Gun record-keeping is a thorny issue in the U.S., where similar questions have stalled a debate over expanding background checks to include all private gun sales.

Second Amendment supporters worry that such records eventually will pave the way for a national firearms registry, currently prohibited by federal law.

Texas Attorney General Greg Abbott wrote a letter to President Obama on Tuesday saying he would sue to block the treaty if it is ratified. It “appears to lay the groundwork for an international gun registry overseen by the bureaucrats at the UN,” the letter said.

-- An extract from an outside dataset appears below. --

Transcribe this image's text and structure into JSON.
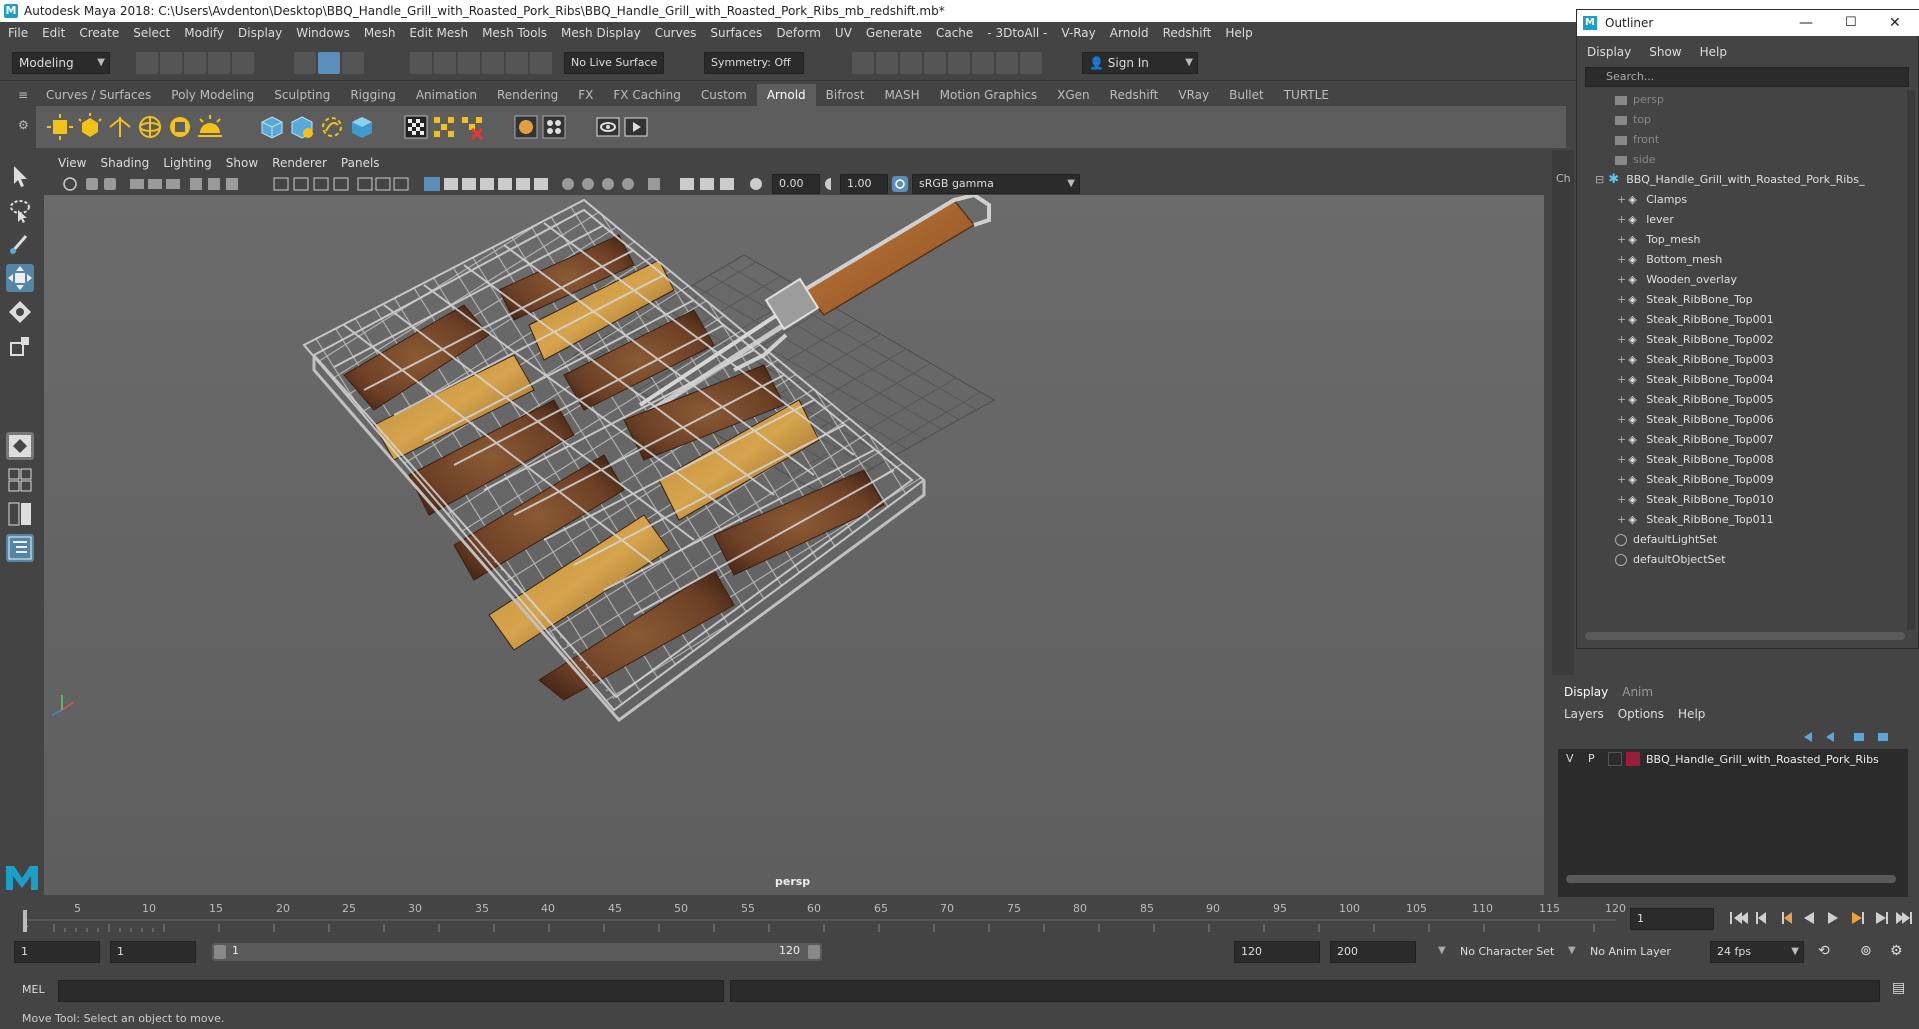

The Senate last month also signaled its aversion, voting 53-46 to oppose the treaty in a nonbinding test vote as part of the budget debate. Eight Democrats joined all 45 Republicans in opposing the treaty.

Sen. Jerry Moran, Kansas Republican, said Tuesday that it made no sense to pass a treaty that will bind the U.S., while Iran, Syria and North Korea will ignore it.

“The U.S. Senate is united in strong opposition to a treaty that puts us on level ground with dictatorships who abuse human rights and arm terrorists, but there is real concern that the administration feels pressured to sign a treaty that violates our constitutional rights,” Mr. Moran said.

White House press secretary Jay Carney said Tuesday that the White House was pleased with the outcome, but “as is the case with all treaties of this nature, we will follow normal procedures to conduct a thorough review of the treaty text to determine whether to sign the treaty.”

Amnesty International and the Arms Control Association hailed the U.N. vote.

Under the treaty, countries must consider whether weapons would be used to violate international humanitarian or human rights laws and facilitate acts of terrorism or organized crime.

“The treaty’s prohibition section, if it were in force today, would prohibit the ongoing supply of weapons and parts and components to the Assad regime in Syria,” said Daryl G. Kimball, executive director of the ACA, a national group that works on arms-control policies.

The American Bar Association released a white paper arguing that the treaty would not affect Second Amendment rights.

The U.N. vote clears the way for countries to add their signatures to the treaty starting June 3. The treaty will take effect 90 days after 50 nations sign it.

Within one year of signing on, each country must submit a report outlining the steps it has taken to comply. But more specifics on the implementation, enforcement and possible punishment for violations of the treaty remain to be seen. Countries have the right to withdraw from the treaty, but are not, as a result, excused from obligations they had while participating.

“This is a very good framework, I think, to build on — it’s fair, I think it’s balanced, and it’s strong. But it’s only a framework,” Mr. Woolcott said. “And it’ll only be as good as its implementation.”

More rule-making is to be delegated to a conference of participating countries, to convene within one year after the treaty goes into effect to review its implementation and consider amendments.

Proponents hoped that the treaty could be ratified by acclamation at a final negotiating conference last week, but Syria, Iran and North Korea objected.

Some abstaining countries, including India and Egypt, said the treaty did not go far enough on its language regarding terrorism or human rights.